一些实验室试图根据主要神经元通常更长的尖峰持续时间和自相关函数(ACF)更快的衰减来区分它们。然而,尖峰持续时间和细胞类型之间的关系对于单个神经元来说并不一定成立。在被称为 “喋喋不休细胞” 的锥体细胞中以及在锥体束和猕猴腹侧前运动皮层的主要细胞中都观察到了短动作电位。在我们之前对新生小鼠新皮层长期培养物进行的多电极阵列(MEA)记录研究中,我们也发现尖峰持续时间和自相关图之间经常存在不一致的情况。因此,为了对兴奋性和抑制性细胞进行聚类,我们要么依赖自相关图,要么依赖法诺因子(FF),即定义时间窗口内尖峰计数的方差与均值之比。使用 FF 使我们能够有效地将单元分类为两个簇,这两个簇的比例与通过不同方法确定的锥体细胞和中间神经元的典型比例一致。此外,在人体中进行的体内 MEA 实验表明,在规则放电(推测为锥体)和快速放电(推测为抑制性)细胞中观察到的尖峰波形差异伴随着不同的自相关函数(ACF)、变异系数(CV)和放电率(SR)。
然而,在细胞外多阵列记录中,仍然缺乏能够可靠区分兴奋性神经元和抑制性神经元的明确统计参数。在本文中,我们将从单细胞电极记录的尖峰与相应神经元在体外的神经化学性质相关联,而目前在体内无法进行这样的操作。我们使用了表达与绿色荧光蛋白(GFP)融合的谷氨酸脱羧酶异构体 GAD67 的小鼠。GAD67 是一种 γ- 氨基丁酸(GABA)合成酶,通常与异构体 GAD65 以不同比例共表达于 GABA 能细胞中。之前已有其他研究人员对 GAD67-GFP 基因敲入小鼠进行了表征。绝大多数的 GFP 阳性细胞表达 GABA 能标记物。此外,膜片钳记录显示所有 GFP 阳性神经元在功能上都是 GABA 能的。
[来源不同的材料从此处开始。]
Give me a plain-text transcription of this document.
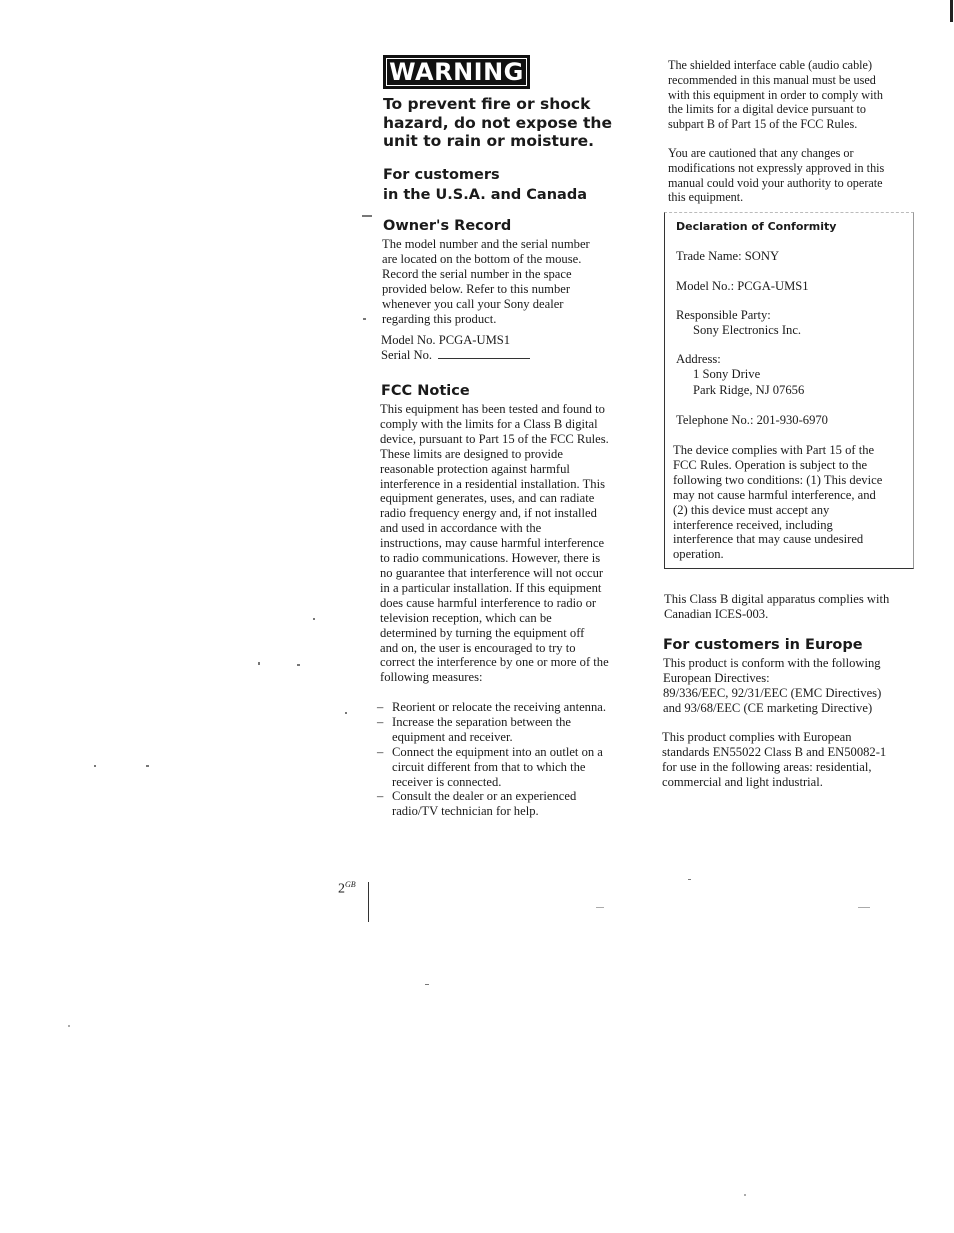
WARNING
To prevent fire or shock hazard, do not expose the unit to rain or moisture.
For customers
in the U.S.A. and Canada
Owner's Record
The model number and the serial number
are located on the bottom of the mouse.
Record the serial number in the space
provided below. Refer to this number
whenever you call your Sony dealer
regarding this product.
Model No. PCGA-UMS1
Serial No.
FCC Notice
This equipment has been tested and found to
comply with the limits for a Class B digital
device, pursuant to Part 15 of the FCC Rules.
These limits are designed to provide
reasonable protection against harmful
interference in a residential installation. This
equipment generates, uses, and can radiate
radio frequency energy and, if not installed
and used in accordance with the
instructions, may cause harmful interference
to radio communications. However, there is
no guarantee that interference will not occur
in a particular installation. If this equipment
does cause harmful interference to radio or
television reception, which can be
determined by turning the equipment off
and on, the user is encouraged to try to
correct the interference by one or more of the
following measures:
– Reorient or relocate the receiving antenna.
– Increase the separation between the
equipment and receiver.
– Connect the equipment into an outlet on a
circuit different from that to which the
receiver is connected.
– Consult the dealer or an experienced
radio/TV technician for help.
$2^{GB}$
The shielded interface cable (audio cable)
recommended in this manual must be used
with this equipment in order to comply with
the limits for a digital device pursuant to
subpart B of Part 15 of the FCC Rules.
You are cautioned that any changes or
modifications not expressly approved in this
manual could void your authority to operate
this equipment.
Declaration of Conformity
Trade Name: SONY
Model No.: PCGA-UMS1
Responsible Party:
Sony Electronics Inc.
Address:
1 Sony Drive
Park Ridge, NJ 07656
Telephone No.: 201-930-6970
The device complies with Part 15 of the
FCC Rules. Operation is subject to the
following two conditions: (1) This device
may not cause harmful interference, and
(2) this device must accept any
interference received, including
interference that may cause undesired
operation.
This Class B digital apparatus complies with
Canadian ICES-003.
For customers in Europe
This product is conform with the following
European Directives:
89/336/EEC, 92/31/EEC (EMC Directives)
and 93/68/EEC (CE marketing Directive)
This product complies with European
standards EN55022 Class B and EN50082-1
for use in the following areas: residential,
commercial and light industrial.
为了确定兴奋性和抑制性神经元(定义为 GFP 阳性细胞)的诊断统计数据,我们收集了数千个单元的数据。对于每个单元,我们分析了持续数小时且包含数千个尖峰的连续记录。在通过主成分分析(PCA)将尖峰进行标准分类为马氏距离分离的单元后,我们计算了一系列生理相关的统计数据。互相关动力学表明,存在类似于在大鼠和人体体内观察到的单突触兴奋性和抑制性通路。总之,我们发现基于 FF 确定的 “计数” 编码(或基于变异系数的平方(CV²)确定的 “时间” 编码)能够最好地区分兴奋性神经元和抑制性神经元,这种编码也越来越多地用于表征体内神经元的放电情况。
二、材料与方法
01.伦理声明
实验是根据《实验动物护理原则》(指令 86/609/EEC)进行的,并得到了米兰比可卡大学伦理委员会的认可。研究人员已尽一切努力尽量减少实验动物的使用数量。
02.细胞培养
皮质神经元原代培养物是通过标准程序,从表达 GAD67-GFP 的小鼠中制备而来。从断头的出生后小鼠(P1-P3)中取出大脑皮层(不包括海马体),切成 1 立方毫米的小块,然后在 37°C 下用 0.15% 的胰蛋白酶和 10 微克 / 毫升的脱氧核糖核酸酶消化 20 分钟。接下来,将细胞进行机械解离,并以每毫升 600-900×10³ 个细胞的密度接种在预先用 0.1%(重量 / 体积)的聚乙烯亚胺和 20 微克 / 毫升的层粘连蛋白包被的多电极阵列(MEA)培养皿上。MEA 培养皿上有直径为 30 微米的铟锡氧化物(ITO)电极,电极间距为 200 微米。在孵育 3 小时后,将接种培养基更换为含有 B27、1 毫摩尔谷氨酰胺和 10 纳克 / 毫升碱性成纤维细胞生长因子的神经基础培养基。培养物在 37°C、5% 二氧化碳的环境中,使用透气盖(MEA-MEM)进行培养。每 3 天更换一半体积的培养基。
03.GFP 阳性细胞的鉴定
MEA 培养皿的记录面积约为 2 平方毫米,平均神经元(加上神经胶质细胞)数量约为 6000 个细胞。因此,细胞之间的平均间距相对较大。研究人员使用配备落射荧光装置和 GFP 滤光片的尼康 T120 倒置显微镜对细胞进行检查。当用倒置显微镜检查时,直径 30 微米的圆形电极区域看起来是暗的(图 1),因此会遮盖一些 GFP 阳性细胞。然而,706 平方微米的电极面积覆盖的范围不到电极采样总面积的 10%,电极采样区域的直径约为 110 微米。更准确地说,荧光细胞的平均直径为 9.9±0.08 微米(n = 112),这与研究人员报告的约 12 微米的直径相当吻合。因此,只有中心落在 30 微米电极中心内 20 微米圆圈内的细胞才会被金属电极完全遮盖(假设细胞形状近似为球形)。假设每个细胞在电极采样区域内任何位置附着的概率相同,那么一个荧光细胞被电极完全遮盖的概率约为 3.3%,即直径 20 微米区域的面积与总采样面积之比。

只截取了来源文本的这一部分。